© Ministry of Culture and Sports, © 15th Ephorate of Prehistoric and Classical Antiquities
General view of the tumulus
The tholos tomb belongs to the tumuli cemetery of ancient Krannon lying to the west of the homonymous ancient city. Based on the pottery findings, the tomb is dated to the first half of the fifth century BC.

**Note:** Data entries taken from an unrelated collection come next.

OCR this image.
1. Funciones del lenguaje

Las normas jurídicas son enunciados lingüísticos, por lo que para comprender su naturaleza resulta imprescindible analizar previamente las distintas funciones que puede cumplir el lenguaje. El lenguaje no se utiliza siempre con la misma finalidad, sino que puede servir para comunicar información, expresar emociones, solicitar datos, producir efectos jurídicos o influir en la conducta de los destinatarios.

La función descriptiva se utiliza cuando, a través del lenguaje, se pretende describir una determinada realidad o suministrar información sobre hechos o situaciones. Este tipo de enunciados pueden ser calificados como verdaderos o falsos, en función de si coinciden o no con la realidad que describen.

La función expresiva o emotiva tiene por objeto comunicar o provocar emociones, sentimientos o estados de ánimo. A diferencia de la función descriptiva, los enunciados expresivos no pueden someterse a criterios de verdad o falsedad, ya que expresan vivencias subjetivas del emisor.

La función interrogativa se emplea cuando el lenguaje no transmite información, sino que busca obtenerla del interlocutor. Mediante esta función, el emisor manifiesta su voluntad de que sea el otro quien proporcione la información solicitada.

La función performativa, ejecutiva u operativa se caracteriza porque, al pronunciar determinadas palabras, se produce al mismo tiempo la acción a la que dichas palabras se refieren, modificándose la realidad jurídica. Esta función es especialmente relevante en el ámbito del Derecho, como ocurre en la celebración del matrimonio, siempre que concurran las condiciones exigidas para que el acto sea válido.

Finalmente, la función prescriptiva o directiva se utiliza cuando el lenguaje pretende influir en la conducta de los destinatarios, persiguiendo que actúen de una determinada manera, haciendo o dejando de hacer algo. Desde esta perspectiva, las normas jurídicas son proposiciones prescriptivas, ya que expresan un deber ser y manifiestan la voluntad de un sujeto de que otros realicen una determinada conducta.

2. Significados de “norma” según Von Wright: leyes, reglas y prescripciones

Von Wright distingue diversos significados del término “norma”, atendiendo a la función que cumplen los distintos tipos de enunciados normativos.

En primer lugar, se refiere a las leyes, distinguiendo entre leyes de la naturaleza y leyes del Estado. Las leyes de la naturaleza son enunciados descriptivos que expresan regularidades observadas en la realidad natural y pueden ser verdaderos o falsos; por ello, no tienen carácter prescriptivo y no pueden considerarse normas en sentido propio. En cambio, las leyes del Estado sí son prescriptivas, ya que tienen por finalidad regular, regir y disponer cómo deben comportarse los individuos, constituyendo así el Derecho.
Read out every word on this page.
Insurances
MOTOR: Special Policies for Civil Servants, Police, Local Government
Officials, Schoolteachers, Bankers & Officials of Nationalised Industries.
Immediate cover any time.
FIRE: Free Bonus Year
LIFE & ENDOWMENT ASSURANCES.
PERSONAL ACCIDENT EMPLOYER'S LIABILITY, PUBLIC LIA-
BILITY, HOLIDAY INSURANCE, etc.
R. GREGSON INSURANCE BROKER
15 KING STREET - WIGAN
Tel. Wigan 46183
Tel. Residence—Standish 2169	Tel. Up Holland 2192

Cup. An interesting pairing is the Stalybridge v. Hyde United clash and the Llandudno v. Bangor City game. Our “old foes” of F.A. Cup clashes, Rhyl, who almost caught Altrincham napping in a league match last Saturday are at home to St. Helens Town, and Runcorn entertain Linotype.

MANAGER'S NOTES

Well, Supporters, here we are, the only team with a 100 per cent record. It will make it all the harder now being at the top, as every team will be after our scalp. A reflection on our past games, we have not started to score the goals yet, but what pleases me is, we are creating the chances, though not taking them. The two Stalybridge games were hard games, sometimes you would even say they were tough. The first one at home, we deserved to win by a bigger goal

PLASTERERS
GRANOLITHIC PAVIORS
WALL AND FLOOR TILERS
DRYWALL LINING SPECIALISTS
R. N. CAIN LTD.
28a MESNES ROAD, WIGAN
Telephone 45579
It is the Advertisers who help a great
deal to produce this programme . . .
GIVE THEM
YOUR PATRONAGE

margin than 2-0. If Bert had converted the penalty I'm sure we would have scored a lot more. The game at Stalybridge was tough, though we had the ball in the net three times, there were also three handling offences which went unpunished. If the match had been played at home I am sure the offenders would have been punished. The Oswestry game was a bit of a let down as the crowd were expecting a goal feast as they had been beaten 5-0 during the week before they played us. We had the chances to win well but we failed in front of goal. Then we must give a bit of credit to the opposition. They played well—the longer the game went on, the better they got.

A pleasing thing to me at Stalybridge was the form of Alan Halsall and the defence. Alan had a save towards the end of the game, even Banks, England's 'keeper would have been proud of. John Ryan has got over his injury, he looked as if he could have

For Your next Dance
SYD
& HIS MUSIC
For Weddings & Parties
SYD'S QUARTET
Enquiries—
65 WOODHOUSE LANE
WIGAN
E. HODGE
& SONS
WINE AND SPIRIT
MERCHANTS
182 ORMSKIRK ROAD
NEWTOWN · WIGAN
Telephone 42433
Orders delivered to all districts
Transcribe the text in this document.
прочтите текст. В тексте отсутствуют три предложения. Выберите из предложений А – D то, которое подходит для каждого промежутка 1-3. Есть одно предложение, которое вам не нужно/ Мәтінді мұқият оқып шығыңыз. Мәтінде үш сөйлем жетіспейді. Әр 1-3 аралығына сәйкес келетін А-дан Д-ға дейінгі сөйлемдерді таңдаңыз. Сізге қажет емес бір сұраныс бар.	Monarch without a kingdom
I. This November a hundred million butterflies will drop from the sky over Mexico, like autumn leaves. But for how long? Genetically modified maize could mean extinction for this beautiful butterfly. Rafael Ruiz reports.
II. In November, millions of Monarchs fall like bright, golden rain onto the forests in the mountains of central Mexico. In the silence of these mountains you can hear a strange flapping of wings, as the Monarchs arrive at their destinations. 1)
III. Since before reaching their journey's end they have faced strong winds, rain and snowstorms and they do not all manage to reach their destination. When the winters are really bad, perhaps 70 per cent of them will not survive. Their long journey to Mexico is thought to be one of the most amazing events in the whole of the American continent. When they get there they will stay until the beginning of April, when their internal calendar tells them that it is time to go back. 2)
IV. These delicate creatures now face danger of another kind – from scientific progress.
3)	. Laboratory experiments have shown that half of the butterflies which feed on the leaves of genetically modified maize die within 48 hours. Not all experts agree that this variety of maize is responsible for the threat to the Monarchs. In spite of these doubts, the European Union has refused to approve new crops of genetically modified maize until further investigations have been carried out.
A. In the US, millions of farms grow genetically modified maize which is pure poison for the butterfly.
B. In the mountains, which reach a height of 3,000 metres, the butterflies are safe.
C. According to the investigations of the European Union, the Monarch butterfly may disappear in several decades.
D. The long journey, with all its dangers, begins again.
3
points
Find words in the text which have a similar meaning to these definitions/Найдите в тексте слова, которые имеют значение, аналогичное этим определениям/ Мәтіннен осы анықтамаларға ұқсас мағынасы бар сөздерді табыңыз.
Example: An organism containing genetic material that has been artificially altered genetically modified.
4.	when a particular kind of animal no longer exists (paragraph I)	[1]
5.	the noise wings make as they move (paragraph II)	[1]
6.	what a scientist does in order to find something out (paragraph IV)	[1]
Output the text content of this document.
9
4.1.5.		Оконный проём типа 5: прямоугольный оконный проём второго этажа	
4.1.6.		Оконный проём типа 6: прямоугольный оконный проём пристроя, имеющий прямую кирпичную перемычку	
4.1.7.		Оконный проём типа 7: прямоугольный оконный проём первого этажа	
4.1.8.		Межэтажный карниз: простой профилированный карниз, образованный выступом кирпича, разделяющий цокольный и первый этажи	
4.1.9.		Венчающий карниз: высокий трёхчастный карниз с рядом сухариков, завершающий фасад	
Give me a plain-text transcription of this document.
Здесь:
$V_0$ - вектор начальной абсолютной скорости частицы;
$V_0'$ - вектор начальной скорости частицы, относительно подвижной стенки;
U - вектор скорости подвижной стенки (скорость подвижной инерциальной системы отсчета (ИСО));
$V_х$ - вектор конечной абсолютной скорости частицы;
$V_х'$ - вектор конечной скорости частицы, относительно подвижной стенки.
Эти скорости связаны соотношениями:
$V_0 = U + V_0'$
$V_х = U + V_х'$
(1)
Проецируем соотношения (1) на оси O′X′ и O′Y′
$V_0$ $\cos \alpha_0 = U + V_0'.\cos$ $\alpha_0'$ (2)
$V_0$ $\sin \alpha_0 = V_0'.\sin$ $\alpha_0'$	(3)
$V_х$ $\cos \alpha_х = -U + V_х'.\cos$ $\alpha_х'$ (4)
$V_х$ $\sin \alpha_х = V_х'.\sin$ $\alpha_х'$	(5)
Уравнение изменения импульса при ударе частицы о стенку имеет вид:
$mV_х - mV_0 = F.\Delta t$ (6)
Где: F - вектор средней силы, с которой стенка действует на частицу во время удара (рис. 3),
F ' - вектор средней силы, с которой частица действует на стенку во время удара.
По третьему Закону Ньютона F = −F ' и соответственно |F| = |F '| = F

The isodomic masonry consists of elaborate poros ashlar blocks and is covered by a tumulus. The circular burial chamber measures 3.28m in diameter. It is accessed through a narrow stomio (doorway into burial chamber) composed of two steps 0.97m wide and 0.62m long, and is externally sealed by a low parapet 0.70m high and 0.32m wide. No stone dromos (entrance passageway) has been located yet, but the investigation of the monument is still underway. The vaulted roof (tholos) is built in the load displacing technique. The vault starts taking shape at the level of 0.89m above the floor and is achieved through carving of the stone blocks. The remains reach up to a height of 2.45m, but the original height is estimated about 5m. The floor is paved with poros slabs. To the left of the entrance into the burial chamber was found a poros stone sarcophagus 2.22m long and 0.77m wide. The tenons visible at the bottom point to the earlier existence of a wooden larnax (burial box). Fragments of another sarchophagus were collected out of the tomb's entrance. On the interior were also found several bones, sparse traces of cremation, alabaster fragments and many potsherds of a large vase with red figure painting of Dionysian nature, dated to the late first quarter of the fifth century BC.

The tomb had been plundered and its upper part was destroyed. Investigation of the monument is still ongoing.